Project

Submarine landslides, from the mobilization to the transport of fluid-saturated sediments, involve the understanding and modeling of geomechanical processes at multiple length and time scales. One of the main challenges in submarine granular flows is the complex yielding transition from static to motion, which is governed by the spatially and/or temporally varying length scales, i.e., landslide threshold, and back to static conditions. This gap creates considerable difficulty in predicting the initiation and post-failure behavior of submarine landslides. Questions such as the runout distance cannot be answered without understanding and quantifying the dissipation during this fluid-solid transition and back. The current frameworks (e.g., plasticity and effective stress theories) for modelling soil-fluid interactions going from fluid saturated solids to a fluid-dominated mixture have to be revised and improved based.

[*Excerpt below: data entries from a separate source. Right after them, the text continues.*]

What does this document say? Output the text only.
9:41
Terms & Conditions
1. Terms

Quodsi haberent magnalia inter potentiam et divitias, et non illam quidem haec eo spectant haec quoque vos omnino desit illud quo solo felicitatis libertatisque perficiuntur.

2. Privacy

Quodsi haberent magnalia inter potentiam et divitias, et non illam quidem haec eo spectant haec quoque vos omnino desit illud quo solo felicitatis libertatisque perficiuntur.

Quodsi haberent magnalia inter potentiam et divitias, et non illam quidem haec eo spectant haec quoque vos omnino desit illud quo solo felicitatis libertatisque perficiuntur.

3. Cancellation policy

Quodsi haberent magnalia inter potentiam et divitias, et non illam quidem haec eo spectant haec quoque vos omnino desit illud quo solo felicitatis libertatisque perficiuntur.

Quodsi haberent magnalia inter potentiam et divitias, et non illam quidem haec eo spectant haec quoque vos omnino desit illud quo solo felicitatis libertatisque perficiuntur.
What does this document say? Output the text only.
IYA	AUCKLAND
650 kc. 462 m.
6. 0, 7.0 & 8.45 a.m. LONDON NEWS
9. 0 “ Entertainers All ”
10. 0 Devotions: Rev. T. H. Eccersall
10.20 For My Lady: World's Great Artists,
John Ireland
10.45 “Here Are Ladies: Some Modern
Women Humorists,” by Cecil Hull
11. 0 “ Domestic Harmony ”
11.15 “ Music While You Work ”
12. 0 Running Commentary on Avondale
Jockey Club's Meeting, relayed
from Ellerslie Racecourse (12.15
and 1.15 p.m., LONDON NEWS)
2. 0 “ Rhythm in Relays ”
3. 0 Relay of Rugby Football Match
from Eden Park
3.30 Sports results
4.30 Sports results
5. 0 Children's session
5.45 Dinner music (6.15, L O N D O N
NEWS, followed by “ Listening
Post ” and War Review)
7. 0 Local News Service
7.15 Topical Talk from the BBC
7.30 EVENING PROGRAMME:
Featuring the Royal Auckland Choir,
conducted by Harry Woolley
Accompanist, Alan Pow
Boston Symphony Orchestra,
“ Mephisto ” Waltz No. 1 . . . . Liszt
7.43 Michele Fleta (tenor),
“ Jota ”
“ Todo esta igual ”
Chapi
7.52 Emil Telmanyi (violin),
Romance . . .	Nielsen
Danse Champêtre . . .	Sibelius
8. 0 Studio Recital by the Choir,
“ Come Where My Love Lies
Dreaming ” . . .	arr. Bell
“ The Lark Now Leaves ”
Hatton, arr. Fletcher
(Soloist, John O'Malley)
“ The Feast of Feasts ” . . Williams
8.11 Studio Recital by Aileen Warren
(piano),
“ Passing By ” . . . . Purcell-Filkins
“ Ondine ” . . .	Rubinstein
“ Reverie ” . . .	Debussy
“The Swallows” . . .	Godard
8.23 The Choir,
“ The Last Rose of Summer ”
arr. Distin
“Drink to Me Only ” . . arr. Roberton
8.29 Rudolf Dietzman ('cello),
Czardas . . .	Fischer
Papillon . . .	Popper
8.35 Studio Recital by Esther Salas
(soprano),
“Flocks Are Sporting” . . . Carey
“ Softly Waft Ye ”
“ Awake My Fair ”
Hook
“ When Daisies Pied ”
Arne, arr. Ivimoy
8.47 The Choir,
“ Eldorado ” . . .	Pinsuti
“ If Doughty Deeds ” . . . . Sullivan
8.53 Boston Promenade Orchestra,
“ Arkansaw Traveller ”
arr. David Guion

Based on the simulation data of particle-fluid interaction (developed in a parallel DC project) and machine learning tools that aid constitutive modeling established in the group, we will enrich existing constitutive frameworks for describing the behavior of saturated granular masses in the solid and fluid regimes, and their transition. Particle-scale simulations provide the essential data for this task, as they uniquely can inform  the continuum framework. The end goal is to come up with a sensible model structure for a unified granular micromechanically based solid-fluid model by learning model structures from fully-resolved simulations particle-fluid systems, with the help of Bayesian learning.